Krista’s and Trista’s eyes are big and round as they nod their heads in agreement. “How?” one of them squeaks.

“Maybe put up signs or something?” says the other.

“That’s too dangerous,” says Allison. “Couldn’t they catch us with, like, forensic evidence or something?”

“CSI is not going to dust for fingerprints on a few construction-paper signs,” Rosina says.

“I think we should make signs,” Elise says. “And flyers maybe, too. We have to make sure everyone knows.”

“At least you don’t have anything to worry about,” Connie says under her breath, but it is a small room with only nine people in it, so everyone hears.

“What’s that supposed to mean?” Elise says, her freckles even darker against her skin’s new crimson shade.

“I mean, like, you’re gay, right?” Connie says. “So you don’t have to worry about asshole guys like the rest of us.”

“I’m not gay,” Elise says, eyes on the floor, her enthusiasm snuffed out like a candle.

“Um, hello?” Rosina says. “Guys are still assholes to gay girls. Sometimes even worse.”

“You know what I mean,” says Connie.

“No, actually. I don’t,” Rosina says, leaning forward in her seat. “What exactly do you mean?”

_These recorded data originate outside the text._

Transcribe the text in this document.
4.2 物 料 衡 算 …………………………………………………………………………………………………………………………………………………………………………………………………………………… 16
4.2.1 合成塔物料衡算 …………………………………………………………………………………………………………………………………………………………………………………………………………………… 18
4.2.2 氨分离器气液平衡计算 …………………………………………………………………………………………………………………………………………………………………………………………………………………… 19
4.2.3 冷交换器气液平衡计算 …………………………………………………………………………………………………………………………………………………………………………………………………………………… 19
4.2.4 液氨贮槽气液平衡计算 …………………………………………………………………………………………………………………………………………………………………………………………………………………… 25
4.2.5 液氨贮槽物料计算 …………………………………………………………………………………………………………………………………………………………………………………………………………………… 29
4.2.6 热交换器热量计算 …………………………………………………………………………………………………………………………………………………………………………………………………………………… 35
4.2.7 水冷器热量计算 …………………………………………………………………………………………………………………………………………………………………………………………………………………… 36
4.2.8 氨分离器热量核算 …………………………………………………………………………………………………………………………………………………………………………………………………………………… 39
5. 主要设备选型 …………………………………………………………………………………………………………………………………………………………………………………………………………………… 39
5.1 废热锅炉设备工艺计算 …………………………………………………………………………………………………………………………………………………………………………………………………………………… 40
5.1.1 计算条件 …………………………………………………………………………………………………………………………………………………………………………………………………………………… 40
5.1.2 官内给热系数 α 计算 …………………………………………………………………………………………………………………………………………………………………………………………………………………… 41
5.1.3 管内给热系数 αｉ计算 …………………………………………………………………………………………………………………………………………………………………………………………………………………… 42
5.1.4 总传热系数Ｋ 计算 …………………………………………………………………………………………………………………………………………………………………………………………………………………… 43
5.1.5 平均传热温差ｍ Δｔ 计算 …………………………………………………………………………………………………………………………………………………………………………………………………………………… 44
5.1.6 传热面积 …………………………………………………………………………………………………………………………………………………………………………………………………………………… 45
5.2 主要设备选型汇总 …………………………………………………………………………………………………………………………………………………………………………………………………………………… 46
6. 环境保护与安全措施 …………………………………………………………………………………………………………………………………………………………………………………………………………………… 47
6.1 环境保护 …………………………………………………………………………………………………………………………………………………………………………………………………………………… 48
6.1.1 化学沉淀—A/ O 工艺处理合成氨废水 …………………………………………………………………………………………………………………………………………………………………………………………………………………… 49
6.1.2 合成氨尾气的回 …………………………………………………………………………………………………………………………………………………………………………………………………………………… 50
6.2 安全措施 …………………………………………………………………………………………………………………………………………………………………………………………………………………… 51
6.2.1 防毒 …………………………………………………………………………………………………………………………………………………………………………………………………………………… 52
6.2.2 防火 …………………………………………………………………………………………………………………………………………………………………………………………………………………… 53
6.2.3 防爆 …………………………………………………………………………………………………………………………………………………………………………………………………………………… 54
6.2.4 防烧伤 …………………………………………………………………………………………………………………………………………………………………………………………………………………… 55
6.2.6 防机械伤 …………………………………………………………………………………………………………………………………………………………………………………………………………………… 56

“I mean, like, you’re pretty so no one can really tell, but Elise looks like a—”

“I’m not gay!” Elise cries. Grace reaches over and tries to comfort her, but Elise pulls her hand away, shaking and sniffling as she grabs her backpack off the floor.

“Not cool, Connie,” Rosina says. “What is your problem?”

“This is bullshit,” Connie says. “I have better things to do than sit around complaining about boys.” She stands up and Allison reluctantly follows, smiling apologetically as they walk out the door.

“Elise, wait,” Grace pleads.

“I have to go,” Elise says, fighting back tears as she leaves the room. The blue-haired freshmen duck out quietly behind her.

“Yeah, um,” Sam says, wrapping her scarf around her neck. “I have to go run lines with my scene partner.”

“Wait!” Grace says, but there’s nobody left to hear her.

“I guess the meeting is over,” Erin says as the door swings closed.

“Well, that was fun,” Rosina says.

“I think I’m going to go back to my regular life now,” Erin says.

“No,” Grace says weakly. “You can’t. We can’t give up.”

“Why?” Erin says.

“Because this is important,” Grace says.

“But what’s the point?” Rosina says. “We can’t actually change anything.”

“Maybe we can,” Grace pleads. “If we keep trying.”

“Lucy never asked us to do this,” Erin says. “It’s not our responsibility.”

“Then whose responsibility is it?” Grace says.

Rosina hangs her head. Erin shrugs. Grace looks at them, back and forth, but they do not meet her eyes.

“I have to go home,” Erin says. She looks at her phone. “I’m already six minutes behind schedule.”

“I gotta go to work soon,” Rosina says, picking up her backpack and standing up. “You coming, Grace?”

“I’m just going to sit here for a while,” Grace says.

“Are you going to pray or something?” Erin says.

“I just want to think.”

“Come on, Erin,” Rosina says. “Time to return to our regularly scheduled programming.” Erin follows Rosina out the door, leaving Grace to think or pray or whatever it is she does when no one’s looking.





GRACE.


Lucy speaks to Grace from her gouges in the wall paint. You failed me, she says. Nothing you did matters.